Stone is stripped of his immortal status and told to close Hell’s breach, which mysteriously remains open, threatening mortals.
Zhen Ni, Skybright’s former mistress and friend, has been wed to the strange and brutish Master Bei, and finds herself trapped in an opulent but empty manor. When she discovers half-eaten corpses beneath the estate, she realizes that Master Bei is not all that he seems.
As Skybright works to free Zhen Ni with the aid of Kai Sen and Stone, they begin to understand that what is at risk is more far-reaching then they could ever have fathomed.

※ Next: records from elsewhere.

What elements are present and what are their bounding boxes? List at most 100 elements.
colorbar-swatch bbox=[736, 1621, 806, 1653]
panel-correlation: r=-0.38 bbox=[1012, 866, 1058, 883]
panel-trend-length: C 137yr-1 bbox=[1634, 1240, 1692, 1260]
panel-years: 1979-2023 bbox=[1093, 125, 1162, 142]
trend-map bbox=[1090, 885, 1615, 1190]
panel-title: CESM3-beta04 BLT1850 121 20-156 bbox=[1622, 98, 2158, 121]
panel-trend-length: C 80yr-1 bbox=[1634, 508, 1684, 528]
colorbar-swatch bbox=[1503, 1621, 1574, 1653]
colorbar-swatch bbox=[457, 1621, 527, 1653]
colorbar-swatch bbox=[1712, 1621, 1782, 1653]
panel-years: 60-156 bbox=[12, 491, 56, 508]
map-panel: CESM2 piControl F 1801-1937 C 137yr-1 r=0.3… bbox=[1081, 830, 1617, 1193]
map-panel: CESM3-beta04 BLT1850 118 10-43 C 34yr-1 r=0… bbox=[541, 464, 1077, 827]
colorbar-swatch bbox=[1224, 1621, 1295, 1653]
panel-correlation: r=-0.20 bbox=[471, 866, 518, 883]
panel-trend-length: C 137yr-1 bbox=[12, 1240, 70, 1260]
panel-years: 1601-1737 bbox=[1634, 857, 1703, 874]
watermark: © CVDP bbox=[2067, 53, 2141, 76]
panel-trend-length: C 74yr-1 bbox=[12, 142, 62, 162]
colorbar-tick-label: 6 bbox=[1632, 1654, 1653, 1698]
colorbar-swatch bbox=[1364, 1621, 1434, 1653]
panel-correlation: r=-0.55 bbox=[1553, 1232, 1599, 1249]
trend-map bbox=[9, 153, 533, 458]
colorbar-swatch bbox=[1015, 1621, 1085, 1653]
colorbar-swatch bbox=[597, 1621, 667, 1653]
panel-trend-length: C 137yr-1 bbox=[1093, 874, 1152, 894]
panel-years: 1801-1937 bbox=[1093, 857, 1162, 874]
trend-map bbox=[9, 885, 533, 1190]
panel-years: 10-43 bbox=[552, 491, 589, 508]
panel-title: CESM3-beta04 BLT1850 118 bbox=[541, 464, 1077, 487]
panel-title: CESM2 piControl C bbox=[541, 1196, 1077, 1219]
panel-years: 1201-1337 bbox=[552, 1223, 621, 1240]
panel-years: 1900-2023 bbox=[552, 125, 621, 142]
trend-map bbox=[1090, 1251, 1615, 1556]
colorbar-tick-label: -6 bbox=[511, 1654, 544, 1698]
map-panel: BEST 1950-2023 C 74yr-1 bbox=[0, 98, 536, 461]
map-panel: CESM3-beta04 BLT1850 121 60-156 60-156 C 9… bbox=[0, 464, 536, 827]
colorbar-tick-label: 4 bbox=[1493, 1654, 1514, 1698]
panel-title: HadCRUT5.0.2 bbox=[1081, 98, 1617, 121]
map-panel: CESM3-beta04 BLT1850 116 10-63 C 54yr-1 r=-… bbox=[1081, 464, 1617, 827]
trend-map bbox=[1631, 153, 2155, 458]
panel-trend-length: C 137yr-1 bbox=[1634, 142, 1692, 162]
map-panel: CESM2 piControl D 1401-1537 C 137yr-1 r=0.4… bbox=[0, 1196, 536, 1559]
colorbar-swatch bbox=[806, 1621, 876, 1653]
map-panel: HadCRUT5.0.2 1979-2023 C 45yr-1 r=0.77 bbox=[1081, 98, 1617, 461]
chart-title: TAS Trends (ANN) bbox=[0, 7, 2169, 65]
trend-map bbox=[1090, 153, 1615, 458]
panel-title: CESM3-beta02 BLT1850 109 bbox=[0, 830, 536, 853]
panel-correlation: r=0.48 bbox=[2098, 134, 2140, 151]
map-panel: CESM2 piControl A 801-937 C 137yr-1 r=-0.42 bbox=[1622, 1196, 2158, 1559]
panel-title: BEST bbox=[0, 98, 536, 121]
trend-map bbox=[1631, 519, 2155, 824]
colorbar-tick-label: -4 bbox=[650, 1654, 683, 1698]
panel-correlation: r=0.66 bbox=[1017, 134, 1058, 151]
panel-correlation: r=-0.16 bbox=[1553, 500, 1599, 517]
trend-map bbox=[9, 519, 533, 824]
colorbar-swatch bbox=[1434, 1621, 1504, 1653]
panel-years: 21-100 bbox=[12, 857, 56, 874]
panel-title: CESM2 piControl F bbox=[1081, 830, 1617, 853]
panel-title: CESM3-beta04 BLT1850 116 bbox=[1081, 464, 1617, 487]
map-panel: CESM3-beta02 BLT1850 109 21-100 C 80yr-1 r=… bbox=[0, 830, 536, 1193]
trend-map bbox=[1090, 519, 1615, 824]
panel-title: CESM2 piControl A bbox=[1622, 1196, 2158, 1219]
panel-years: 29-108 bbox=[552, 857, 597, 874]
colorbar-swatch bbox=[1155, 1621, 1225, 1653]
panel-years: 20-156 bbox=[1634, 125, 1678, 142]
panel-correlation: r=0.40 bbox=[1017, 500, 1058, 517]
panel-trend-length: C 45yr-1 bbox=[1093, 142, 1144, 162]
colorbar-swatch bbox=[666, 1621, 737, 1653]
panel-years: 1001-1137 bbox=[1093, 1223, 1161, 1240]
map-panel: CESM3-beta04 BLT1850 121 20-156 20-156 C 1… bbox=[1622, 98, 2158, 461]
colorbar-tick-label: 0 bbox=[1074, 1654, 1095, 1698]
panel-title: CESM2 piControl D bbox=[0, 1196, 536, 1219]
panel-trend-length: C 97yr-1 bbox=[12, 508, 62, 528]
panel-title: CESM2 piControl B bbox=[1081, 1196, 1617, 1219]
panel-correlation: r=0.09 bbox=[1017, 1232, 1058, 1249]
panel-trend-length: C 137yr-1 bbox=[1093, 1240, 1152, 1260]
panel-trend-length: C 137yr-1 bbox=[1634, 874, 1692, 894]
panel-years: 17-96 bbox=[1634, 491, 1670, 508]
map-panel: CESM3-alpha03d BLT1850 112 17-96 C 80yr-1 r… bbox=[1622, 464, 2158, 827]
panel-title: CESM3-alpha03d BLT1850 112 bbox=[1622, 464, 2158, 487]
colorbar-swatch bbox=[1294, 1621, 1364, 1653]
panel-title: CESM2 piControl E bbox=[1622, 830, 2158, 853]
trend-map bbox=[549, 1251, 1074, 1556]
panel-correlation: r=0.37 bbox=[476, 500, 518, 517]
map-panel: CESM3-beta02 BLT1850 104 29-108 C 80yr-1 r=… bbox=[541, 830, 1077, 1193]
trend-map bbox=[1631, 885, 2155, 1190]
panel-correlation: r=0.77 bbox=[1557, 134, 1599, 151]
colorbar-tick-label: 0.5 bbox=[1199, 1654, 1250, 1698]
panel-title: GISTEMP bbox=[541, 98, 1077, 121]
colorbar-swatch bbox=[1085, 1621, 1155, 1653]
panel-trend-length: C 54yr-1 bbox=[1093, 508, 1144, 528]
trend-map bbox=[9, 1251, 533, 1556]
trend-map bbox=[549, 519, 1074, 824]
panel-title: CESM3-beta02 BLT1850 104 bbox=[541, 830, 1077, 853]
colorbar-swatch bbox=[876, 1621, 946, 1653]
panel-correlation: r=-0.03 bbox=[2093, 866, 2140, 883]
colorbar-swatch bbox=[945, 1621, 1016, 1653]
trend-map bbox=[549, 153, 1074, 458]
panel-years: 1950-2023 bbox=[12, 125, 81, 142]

***Disclosure: I received a free copy in exchange for a review.***
What’s Good: Picks up right where Serpentine left off, so you’re right back in the thick of things from the jump. Which also means you really need to have read the first book to fully grasp what’s happening.
Initially I was drawn to the series because it wasn’t the same old- diversity’s a strong selling point to me, and a YA novel based upon Chinese mythology & culture was irresistable. While I’d like to have seen more of the Underworld, etc, it kinda felt like it should be that way: characters only know so much so their perspective would be limited. And as we see things as the characters do, that limits our knowledge as well.
To me, the strongest aspect of the book was the character development. Had some problems with Kai Shen, but Zhen was… interesting. lol
Skybright has to come to terms with her new form and finding a place for herself, and does so. Good job with that.
What’s Bad: Fell back into a few tropes and cliches. Kai Shen started turning into a Gary Stu (the male version of a Mary Sue) right before your eyes, and I’m still not sure why. No real surprises or twists to the plot; just kinda moved along the direction it was already headed.
What’s Left: a solid, entertaining story that draws you in. This duology’s a fine one to add to your collection.